Films that hope to convey the concerns of womankind today are often confined to the discrimination they inevitably face in negotiating through life and career. But Dolly Kitty Aur Woh Chamakte Sitare dares to delve into the bedroom banter that hardly makes it to mainstream movies. A husband who pins his inability to pleasure his partner on her compromised sex drive. A child struggles to keep up with his gender-assigned role. A married woman who heads off on awkward excursions with an acquaintance to tick off all that she’s possibly denied herself. But this story is also synonymous with the aspirations and dreams of those who populate emerging new cities. On the cusp of big city comfort, convenience and debauchery and the sexual repression of mofussil towns, these spaces offer a compelling setting to narrate stories of marital discord, unsatiated urges and claiming one’s sexuality which are often blindsided for the fear of being stigmatised.
A disillusioned Noida wife and mother, Radha Yadav/ Dolly (Konkona Sen Sharma) is deliberately in denial about her husband’s lecherous ways. When her cousin Kajal (Bhumi Pednekar), who moves in with them briefly, complains about her jijaji’s sexual advances, she dismisses it, even blaming it on her post-pubescent age, a life stage typically dominated by “hormones ki barsaat”. But when Kajal moves out and bags a job with a naughty phone line for an e-commerce company where she goes by Kitty, things escalate at a clip. Even Dolly decides to fill the void in her life by plunging into an extramarital with a delivery boy who frequents the household. The parallel tracks collide when Kajal needs her cousin to bail her out of prison, following a series of unfortunate turns. And eventually, the sisters who initially hissed judgmentally at the other’s misdemeanours and life choices, begin to understand their need to self-prioritise.

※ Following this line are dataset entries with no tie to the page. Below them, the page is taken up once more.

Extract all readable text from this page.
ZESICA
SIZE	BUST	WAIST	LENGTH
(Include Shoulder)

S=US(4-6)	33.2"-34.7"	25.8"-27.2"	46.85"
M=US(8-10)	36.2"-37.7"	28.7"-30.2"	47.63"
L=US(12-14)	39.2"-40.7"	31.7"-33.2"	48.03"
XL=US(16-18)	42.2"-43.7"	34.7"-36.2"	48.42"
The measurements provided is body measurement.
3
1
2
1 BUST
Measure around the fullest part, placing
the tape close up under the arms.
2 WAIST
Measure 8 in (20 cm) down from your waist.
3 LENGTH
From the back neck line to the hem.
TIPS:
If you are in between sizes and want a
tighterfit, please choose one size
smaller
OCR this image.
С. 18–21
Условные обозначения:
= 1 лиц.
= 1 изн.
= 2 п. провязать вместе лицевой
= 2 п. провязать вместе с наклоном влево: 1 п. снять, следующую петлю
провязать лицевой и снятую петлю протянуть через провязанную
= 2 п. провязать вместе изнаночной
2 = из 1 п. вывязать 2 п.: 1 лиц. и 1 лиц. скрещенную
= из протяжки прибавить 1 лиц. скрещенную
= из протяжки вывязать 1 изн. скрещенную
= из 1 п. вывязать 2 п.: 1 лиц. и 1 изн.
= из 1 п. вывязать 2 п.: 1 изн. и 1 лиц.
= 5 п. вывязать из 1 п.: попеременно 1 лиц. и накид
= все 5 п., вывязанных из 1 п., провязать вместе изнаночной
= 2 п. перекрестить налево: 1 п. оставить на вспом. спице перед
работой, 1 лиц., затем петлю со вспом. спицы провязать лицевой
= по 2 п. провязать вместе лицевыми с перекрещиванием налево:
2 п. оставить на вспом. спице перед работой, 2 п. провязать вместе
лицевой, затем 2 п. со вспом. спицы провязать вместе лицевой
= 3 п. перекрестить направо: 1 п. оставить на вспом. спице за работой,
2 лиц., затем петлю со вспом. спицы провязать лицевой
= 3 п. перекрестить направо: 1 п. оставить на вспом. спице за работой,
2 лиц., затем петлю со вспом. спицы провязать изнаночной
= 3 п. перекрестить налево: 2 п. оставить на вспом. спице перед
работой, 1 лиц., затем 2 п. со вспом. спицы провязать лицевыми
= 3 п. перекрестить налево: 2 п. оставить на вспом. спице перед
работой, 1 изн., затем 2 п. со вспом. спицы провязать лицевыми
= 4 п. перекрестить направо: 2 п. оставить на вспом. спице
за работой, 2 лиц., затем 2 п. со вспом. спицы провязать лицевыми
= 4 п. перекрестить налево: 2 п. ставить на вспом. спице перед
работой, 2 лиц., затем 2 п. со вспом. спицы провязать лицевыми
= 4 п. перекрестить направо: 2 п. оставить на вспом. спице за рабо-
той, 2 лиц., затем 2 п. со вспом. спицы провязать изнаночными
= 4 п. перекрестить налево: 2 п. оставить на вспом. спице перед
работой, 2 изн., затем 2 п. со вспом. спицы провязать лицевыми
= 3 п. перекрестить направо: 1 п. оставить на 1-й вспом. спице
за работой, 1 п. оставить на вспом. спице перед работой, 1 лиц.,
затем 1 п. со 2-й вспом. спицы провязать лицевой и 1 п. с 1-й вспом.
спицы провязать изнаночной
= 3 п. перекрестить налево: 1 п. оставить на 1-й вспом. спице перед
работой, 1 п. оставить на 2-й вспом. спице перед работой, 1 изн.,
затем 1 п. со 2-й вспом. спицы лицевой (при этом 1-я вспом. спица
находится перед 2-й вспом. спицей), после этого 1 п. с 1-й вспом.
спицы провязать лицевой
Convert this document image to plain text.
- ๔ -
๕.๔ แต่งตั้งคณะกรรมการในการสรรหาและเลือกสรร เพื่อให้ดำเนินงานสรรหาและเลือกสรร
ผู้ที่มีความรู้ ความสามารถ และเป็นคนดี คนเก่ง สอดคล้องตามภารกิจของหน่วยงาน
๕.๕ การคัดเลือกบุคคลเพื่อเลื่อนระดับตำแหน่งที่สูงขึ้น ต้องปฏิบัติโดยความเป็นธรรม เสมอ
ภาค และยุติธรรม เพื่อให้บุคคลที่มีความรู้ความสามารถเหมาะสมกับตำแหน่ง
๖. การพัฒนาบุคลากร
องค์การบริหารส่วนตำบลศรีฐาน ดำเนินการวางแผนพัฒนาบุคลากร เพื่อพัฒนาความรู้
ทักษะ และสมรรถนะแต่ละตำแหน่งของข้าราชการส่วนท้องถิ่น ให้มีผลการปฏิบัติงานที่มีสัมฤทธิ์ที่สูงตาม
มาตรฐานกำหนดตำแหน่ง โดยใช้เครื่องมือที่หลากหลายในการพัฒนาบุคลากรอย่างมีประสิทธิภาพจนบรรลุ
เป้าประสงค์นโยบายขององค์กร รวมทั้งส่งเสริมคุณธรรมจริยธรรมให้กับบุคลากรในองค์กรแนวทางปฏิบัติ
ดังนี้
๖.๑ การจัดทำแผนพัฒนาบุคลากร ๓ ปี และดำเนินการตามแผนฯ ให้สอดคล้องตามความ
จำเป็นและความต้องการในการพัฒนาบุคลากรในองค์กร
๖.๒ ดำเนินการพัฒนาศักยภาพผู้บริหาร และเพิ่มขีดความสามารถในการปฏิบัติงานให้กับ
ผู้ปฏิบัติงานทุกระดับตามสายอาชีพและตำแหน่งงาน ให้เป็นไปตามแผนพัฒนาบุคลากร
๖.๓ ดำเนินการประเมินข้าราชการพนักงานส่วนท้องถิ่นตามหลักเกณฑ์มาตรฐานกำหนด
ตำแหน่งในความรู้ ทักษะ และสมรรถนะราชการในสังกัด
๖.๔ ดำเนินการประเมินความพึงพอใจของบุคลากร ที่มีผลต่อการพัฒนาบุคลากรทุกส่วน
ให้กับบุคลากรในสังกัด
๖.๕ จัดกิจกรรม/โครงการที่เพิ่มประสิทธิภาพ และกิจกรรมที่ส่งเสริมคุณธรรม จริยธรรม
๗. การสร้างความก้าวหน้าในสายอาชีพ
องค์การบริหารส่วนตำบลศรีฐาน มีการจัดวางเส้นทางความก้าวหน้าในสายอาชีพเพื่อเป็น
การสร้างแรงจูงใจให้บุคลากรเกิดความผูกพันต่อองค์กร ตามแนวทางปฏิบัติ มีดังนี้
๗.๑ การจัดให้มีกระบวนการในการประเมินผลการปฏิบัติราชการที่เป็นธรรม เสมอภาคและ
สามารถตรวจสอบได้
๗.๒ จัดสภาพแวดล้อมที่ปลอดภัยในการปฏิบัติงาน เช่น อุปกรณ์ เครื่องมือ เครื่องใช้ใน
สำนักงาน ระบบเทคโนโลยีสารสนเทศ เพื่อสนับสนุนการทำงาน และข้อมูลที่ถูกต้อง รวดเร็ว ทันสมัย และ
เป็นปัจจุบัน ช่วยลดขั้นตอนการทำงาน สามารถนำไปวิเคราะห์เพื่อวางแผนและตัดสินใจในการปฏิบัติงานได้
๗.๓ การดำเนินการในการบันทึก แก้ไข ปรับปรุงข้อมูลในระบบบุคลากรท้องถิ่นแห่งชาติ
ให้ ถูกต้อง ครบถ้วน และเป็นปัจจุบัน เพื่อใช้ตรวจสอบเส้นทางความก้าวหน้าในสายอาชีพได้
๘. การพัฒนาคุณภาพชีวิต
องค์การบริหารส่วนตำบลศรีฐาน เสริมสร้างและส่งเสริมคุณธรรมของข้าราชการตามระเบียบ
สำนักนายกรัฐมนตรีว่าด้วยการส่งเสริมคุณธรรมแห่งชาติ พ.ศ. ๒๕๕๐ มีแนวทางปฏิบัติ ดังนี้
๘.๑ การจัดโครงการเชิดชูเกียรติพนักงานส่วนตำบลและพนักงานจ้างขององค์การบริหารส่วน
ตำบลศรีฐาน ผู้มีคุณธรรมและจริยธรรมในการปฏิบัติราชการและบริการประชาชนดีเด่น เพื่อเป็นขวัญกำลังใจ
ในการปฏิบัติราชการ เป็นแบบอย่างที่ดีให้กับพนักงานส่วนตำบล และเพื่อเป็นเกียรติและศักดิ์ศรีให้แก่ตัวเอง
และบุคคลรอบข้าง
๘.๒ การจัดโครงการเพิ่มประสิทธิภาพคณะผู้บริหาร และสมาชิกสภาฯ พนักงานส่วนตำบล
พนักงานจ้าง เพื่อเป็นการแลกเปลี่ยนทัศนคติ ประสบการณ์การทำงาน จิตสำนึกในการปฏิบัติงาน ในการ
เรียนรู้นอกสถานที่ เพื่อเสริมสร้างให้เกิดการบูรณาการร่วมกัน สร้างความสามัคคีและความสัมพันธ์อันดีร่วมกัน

Konkona has to be one of the most underrated actresses in the industry. Here, she’s saddled with a multi-layered character and effectively and often, wordlessly conveys what her Dolly feels and also what she’d rather not reveal. Pednekar as the docile yet determined, fresh-off-the-boat Biharan is largely convincing and closely sees her Kajal transition from a fragile female to one with a hardened exterior. The male cast here is, evidently, largely peripheral to the proceedings. That said, Amol Parashar as the enterprising delivery boy and Vikrant Massey as the bored ward boy who leads a double life, both show conviction. Even Aamir Bashir as Dolly’s husband Amit, effectively translates the bloated yet hollow male ego, complete with grunts and sighs.
In Lipstick under my burkha, director Alankrita Shrivastava fleshed out the spectrum of emotions that many Indian women dread to even acknowledge, let alone seek out or experience. In a similar setup here, she carves ferocious female leads who somehow manage to straddle their societal roles, ambitions and needs. While the lens is turned inward to examine the sacrifices and diminishing desires, what plays out on the screen is often reactionary. And while this film explores the boundaries of intimacy that confine one, it also drives a compelling argument for pulling them down to accommodate and serve oneself to please.